Anche per Giovanni La Via «oggi l'agricoltura é più europea che mai. Le nuove sfide agricole necessitano di un budget adeguato, risorse che vanno agli agricoltori per il benessere di tutti i cittadini europei ma vi é la necessità di nuovi strumenti, più efficaci, più semplici per gli agricoltori unitamente ad più agile accesso alle risorse e a minori oneri burocratici».

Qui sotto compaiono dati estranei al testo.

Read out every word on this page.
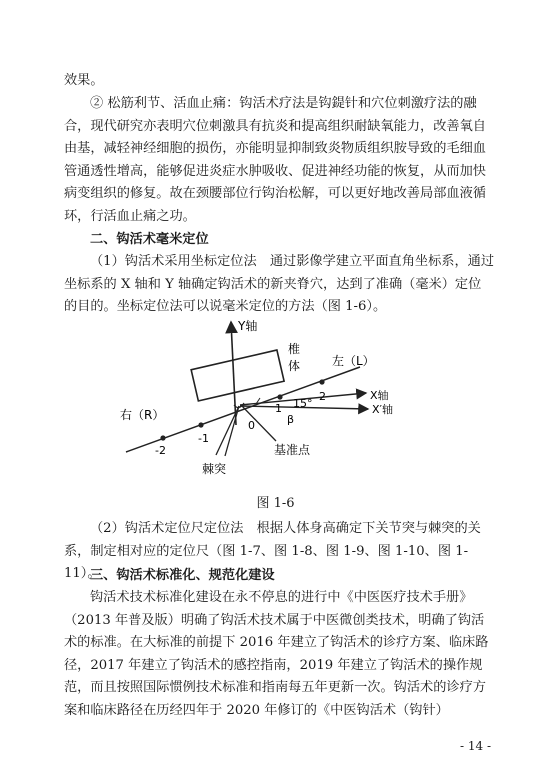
效果。

② 松筋利节、活血止痛：钩活术疗法是钩鍉针和穴位刺激疗法的融合，现代研究亦表明穴位刺激具有抗炎和提高组织耐缺氧能力，改善氧自由基，减轻神经细胞的损伤，亦能明显抑制致炎物质组织胺导致的毛细血管通透性增高，能够促进炎症水肿吸收、促进神经功能的恢复，从而加快病变组织的修复。故在颈腰部位行钩治松解，可以更好地改善局部血液循环，行活血止痛之功。

二、钩活术毫米定位

（1）钩活术采用坐标定位法　通过影像学建立平面直角坐标系，通过坐标系的 X 轴和 Y 轴确定钩活术的新夹脊穴，达到了准确（毫米）定位的目的。坐标定位法可以说毫米定位的方法（图 1-6）。

Y轴
椎
体	左（L）
X轴
X′轴
15°
β
右（R）	1
2
-1
-2
0
棘突
基准点
图 1-6

（2）钩活术定位尺定位法　根据人体身高确定下关节突与棘突的关系，制定相对应的定位尺（图 1-7、图 1-8、图 1-9、图 1-10、图 1-11）。

三、钩活术标准化、规范化建设

钩活术技术标准化建设在永不停息的进行中《中医医疗技术手册》（2013 年普及版）明确了钩活术技术属于中医微创类技术，明确了钩活术的标准。在大标准的前提下 2016 年建立了钩活术的诊疗方案、临床路径，2017 年建立了钩活术的感控指南，2019 年建立了钩活术的操作规范，而且按照国际惯例技术标准和指南每五年更新一次。钩活术的诊疗方案和临床路径在历经四年于 2020 年修订的《中医钩活术（钩针）

- 14 -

Riguardo l' introduzione di un tetto massimo alla concessione dei pagamenti diretti alle imprese di grandi dimensioni economiche, per La Via «un massimale per i pagamenti diretti costituisce la necessaria risposta ai cittadini che sollecitano una maggiore efficienza e trasparenza su come il denaro pubblico viene speso. Ritengo che l'introduzione di un massimale renderà le economie di spesa non a vantaggio del bilancio comunitario bensì lasciate a disposizione degli Stati membri nei quali le aziende sono situate, al fine di finanziare un nuovo programma mirato alla modernizzazione e all'innovazione di cui potranno beneficiare tutte le aziende».

In relazione allo sviluppo rurale, con particolare riferimento alle zone svantaggiate, dall'elevato valore in termini di paesaggio culturale, conservazione della biodiversità e offerta di vantaggi ambientali, il Parlamento ha chiesto il mantenimento dell'indennità compensativa nell'ambito del secondo pilastro.  «Ciò scaturisce - per La Via - dalla consapevolezza del ruolo chiave svolto dagli agricoltori che operano nelle zone svantaggiate. Ma per fare ciò bisogna evitare brusche variazioni nella ripartizione degli stanziamenti del secondo pilastro perchè gli Stati membri, le autorità locali e le aziende agricole hanno bisogno di certezza in materia di programmazione e continuità per potere operare in maniera adeguata».